That Smuggled Silk

by the Old Lobbyist

Should your curiosity invite it, and the more since I promised you the story, we will now, my children, go about the telling of that one operation in underground silk. It is not calculated to foster the pride of an old man to plunge into a relation of dubious doings of his youth. And yet, as I look backward on that one bit of smuggling of which I was guilty, so far as motive was involved, I exonerate myself. I looked on the government, because of the South's conquest by the North, and that later ruin of myself through the machinations of the Revenue office, as both a political and a personal foe. And I felt, not alone morally free, but was impelled besides in what I deemed a spirit of justice to myself, to wage war against it as best I might. It was on such argument, where the chance proffered, that I sought wealth as a smuggler. I would deplete the government—forage, as it were, on the enemy—thereby to fatten my purse. Of course, as my hair has whitened with the sifting frosts of years, I confess that my sophistries of smuggling seem less and less plausible, while smuggling itself loses whatever of romantic glamour it may have been invested with or what little color of respect to which it might seem able to lay claim.

This tale shall be told in simplest periods. That is as should be; for expression should ever be meek and subjugated when one's story is the mere story of a cheat. There is scant room in such recital for heroic phrase. Smuggling, and paint it with what genius one may, can be nothing save a skulking, hiding, fear-eaten trade. There is nothing about it of bravery or dash. How therefore, and avoid laughter, may one wax stately in any telling of its ignoble details?

When, following my unfortunate crash in tobacco, I had cleared away the last fragment of the confusion that reigned in my affairs, I was driven to give my nerves a respite and seek a rest. For three months I had been under severest stress. When the funeral was done—for funeral it seemed to me—and my tobacco enterprise and those hopes it had so flattered were forever laid at rest, my nerves sank exhausted and my brain was in a whirl. I could neither think with clearness nor plan with accuracy. Moreover, I was prey to that depression and lack of confidence in myself, which come inevitably as the corollary of utter weariness.

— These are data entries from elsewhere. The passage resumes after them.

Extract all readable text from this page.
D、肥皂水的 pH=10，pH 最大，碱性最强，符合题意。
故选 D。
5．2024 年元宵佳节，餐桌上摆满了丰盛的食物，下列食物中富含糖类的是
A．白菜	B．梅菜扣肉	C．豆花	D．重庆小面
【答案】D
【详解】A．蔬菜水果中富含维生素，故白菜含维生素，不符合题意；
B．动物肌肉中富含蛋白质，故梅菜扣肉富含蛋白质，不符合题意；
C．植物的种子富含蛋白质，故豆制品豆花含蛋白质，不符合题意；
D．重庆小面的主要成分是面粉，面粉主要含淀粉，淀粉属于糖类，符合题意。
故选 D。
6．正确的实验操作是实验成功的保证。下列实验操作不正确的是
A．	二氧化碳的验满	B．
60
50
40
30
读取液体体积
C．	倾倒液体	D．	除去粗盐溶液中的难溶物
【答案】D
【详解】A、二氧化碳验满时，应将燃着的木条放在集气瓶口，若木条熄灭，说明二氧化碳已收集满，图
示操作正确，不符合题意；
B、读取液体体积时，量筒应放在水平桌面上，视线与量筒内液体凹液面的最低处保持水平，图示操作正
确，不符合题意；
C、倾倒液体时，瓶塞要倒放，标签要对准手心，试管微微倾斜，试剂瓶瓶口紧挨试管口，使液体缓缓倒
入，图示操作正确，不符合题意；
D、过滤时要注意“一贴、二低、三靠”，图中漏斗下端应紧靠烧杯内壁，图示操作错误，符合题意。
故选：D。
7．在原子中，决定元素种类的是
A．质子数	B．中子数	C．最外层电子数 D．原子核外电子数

Aware of this personal condition, I put aside thought of any present formulation of a future. I would rest, recover poise, and win back that optimism that belongs with health and youth. This was wisdom; I was jaded beyond belief; and fatigue means dejection, and dejection spells pessimism, and pessimism is never sagacious nor excellent in any of its programmes.

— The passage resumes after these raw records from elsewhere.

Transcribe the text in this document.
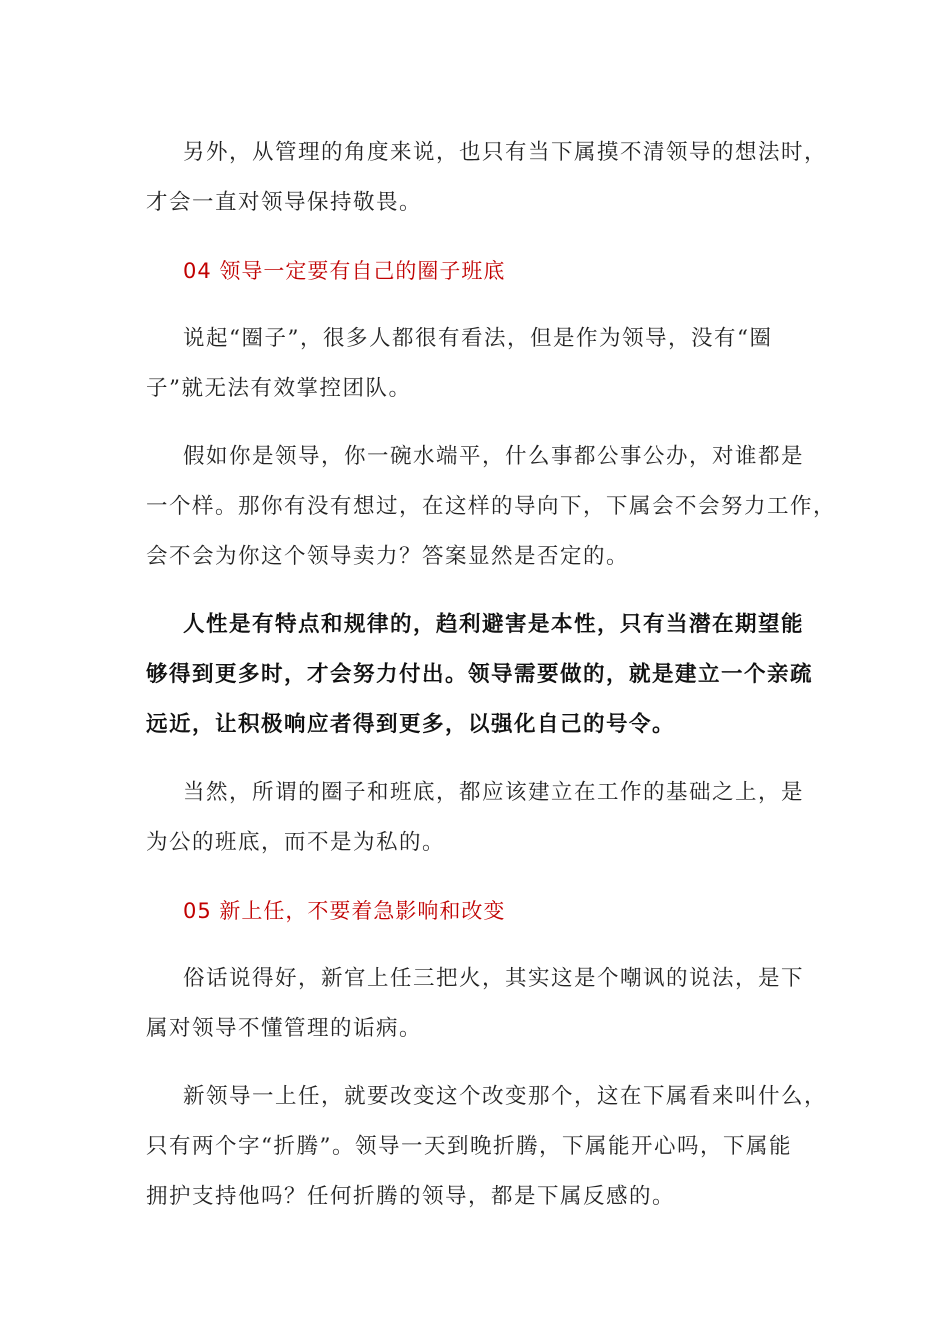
另外，从管理的角度来说，也只有当下属摸不清领导的想法时，
才会一直对领导保持敬畏。

04 领导一定要有自己的圈子班底

说起“圈子”，很多人都很有看法，但是作为领导，没有“圈
子”就无法有效掌控团队。

假如你是领导，你一碗水端平，什么事都公事公办，对谁都是
一个样。那你有没有想过，在这样的导向下，下属会不会努力工作，
会不会为你这个领导卖力？答案显然是否定的。

人性是有特点和规律的，趋利避害是本性，只有当潜在期望能
够得到更多时，才会努力付出。领导需要做的，就是建立一个亲疏
远近，让积极响应者得到更多，以强化自己的号令。

当然，所谓的圈子和班底，都应该建立在工作的基础之上，是
为公的班底，而不是为私的。

05 新上任，不要着急影响和改变

俗话说得好，新官上任三把火，其实这是个嘲讽的说法，是下
属对领导不懂管理的诟病。

新领导一上任，就要改变这个改变那个，这在下属看来叫什么，
只有两个字“折腾”。领导一天到晚折腾，下属能开心吗，下属能
拥护支持他吗？任何折腾的领导，都是下属反感的。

For that rawness of the nerves I speak of, many apply themselves to drink; some rush to drugs; for myself, I take to music. It was midwinter, and grand opera was here. This was fortunate. I buried myself in a box, and opened my very pores to those nerve-healthful harmonies. In a week thereafter I might call myself recovered. My soul was cool, my eye bright, my mind clear and sensibly elate. Life and its promises seemed mightily refreshed.

No one has ever called me superstitious, and yet to begin my course-charting for a new career, I harked back to the old Astor House. It was there that brilliant thought of tobacco overtook me two years before. Perhaps an inspiration was to dwell in an environment. Again I registered, and finding it tenantless, took over again my old room.

Still I cannot say, and it is to that hostelry's credit, that my domicile at the Astor aided me to my smuggling resolves. Those last had growth somewhat in this fashion: I had dawdled for two hours over coffee in the cafe—the room and the employment which had one-time brought me fortune—but was incapable of any thought of value. I could decide on nothing good. Indeed, I did naught save mentally curse those Washington revenue miscreants who, failing of blackmail, had destroyed me for revenge.

Whatever comfort may lurk in curses, at least they carry no money profit; so after a fruitless session over coffee and maledictions, I arose, and as a calmative, walked down Broadway. At Trinity churchyard, the gates being open, I turned in and began ramblingly to twine and twist among the graves. There I encountered a garrulous old man who, for his own pleasure, evidently, devoted himself to my information. He pointed out the grave of Fulton, he of the steamboats; then I was shown the tomb of that Lawrence who would "never give up the ship"; from there I was carried to the last low bed of the love-wrecked beautiful Charlotte Temple.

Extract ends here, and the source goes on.